感じる力と考える力【アスクラボメールマガジン】
経済環境の変化、商品・商材に対する市場のニーズの変化に対応するためには、「感じる力」と「考える力」が必要であると私は思います。
市場はどのように変化しているのか?
お客様の経済環境がどのように変化しているのか?
お客様は何を求めているのか? 等々
市場・お客様の変化やニーズを先ず感じなければ、それらに対応する方法を考えることができないからです。
しかしながら、当社のサービスである組織営業力強化のための支援活動や研修を通じて思うのですが、「感じる力」と「考える力」をバランスよく持たれている方は少なく、「考える力」に比べて「感じる力」が不足している方が多いのが最近の傾向のようです。
市場・お客様の変化やニーズを感じとれない=「感じる力」が弱くなったため、対応策を検討し考える段階まで流れが続かない、つまり、課題解決のための「先ず感じる。そして考える。」というプロセス自体が成立しない状態になっているのだと思います。
相手がどういった態度をとった、どんな表情をした、どんな反応をしたかを「感じる」ことのないまま、「考える」ことを優先させた対応・対策はどんな結果を招くのでしょうか?
相手の意思・意図・ニーズは後回しで自己中心の考えとなり、自身に都合のよい対応・対策になることは想像に難くありません。お客様との商談の場面においても、「考える力」中心の対応をすると、どうしても売り手側の都合を優先した一方通行の話しとなり、お客様は自身のニーズが反映されない内容にメリットを感じることができないため、共感を得ることは困難になります。
ではなぜ「感じる力」が不足しているのでしょうか?
その原因はマネジメントにあると私は思います。
上司から、マネジメントと称してできていない部分の指摘、行動の管理などをチェックされ続けるだけで、発言や発想、行動を褒められた経験が乏しいことに起因しているのではないでしょうか。
そのため、感じたことや発想を報告する、あるいはそれらを基に行動をしても、上司がマネジメントに活かさない(活かせない)ため、それならば感じたことをオープンにする必要はないし感じとる必要もないという結果を招いているのではないでしょうか。
前回のメールマガジンでも触れましたが、マネジメントと称してできない部分の指摘ばかりを受け続けると、「感じる力」はもちろん「考える力」まで損なってしまうことになりかねません。
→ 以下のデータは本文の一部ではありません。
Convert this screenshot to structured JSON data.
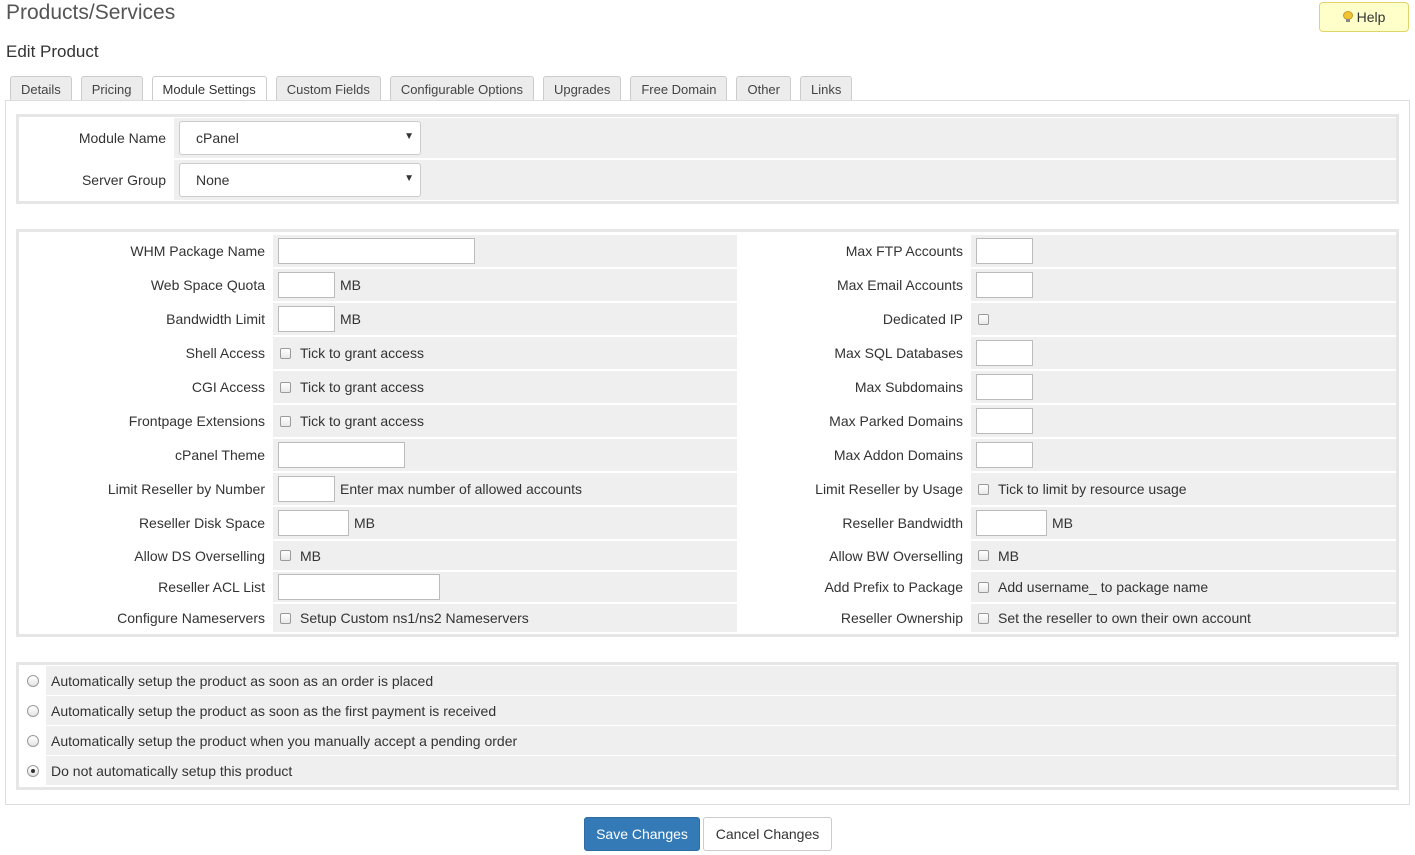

そうなると、ますます無表情・無気力なスタッフが増加し、企業存続の危機につながる恐れもあるのです。
「感じる力」を向上させると、自分の説明に相手がどのように反応したか、安心した表情をしたか、共感した表情だったか、興味を示してくれたか、まったく興味を示さなかったか・・・というようなことがつかめるようになります。そして、感じてつかんだことを商品開発、プレゼン、資料、営業スタイル、マネジメント等へどのように反映させるかを考えることで、改善・改良が可能となるはずなのです。
追記
弊社では、「感じる力」を向上させるためにPROナビの日報(お客様の声・VOICE )に、一行でよいので自分がどのように感じたかという「所感」を入力するようにしています。その結果、「今までの提案とはお客様の反応が違う」といったお客様の反応の変化や、「現状の開発体制ではリスクが大きい」といったリスクの高低・大小などが早めにつかめるようになり、改善・改良やリスク回避のスピードアップに役立っています。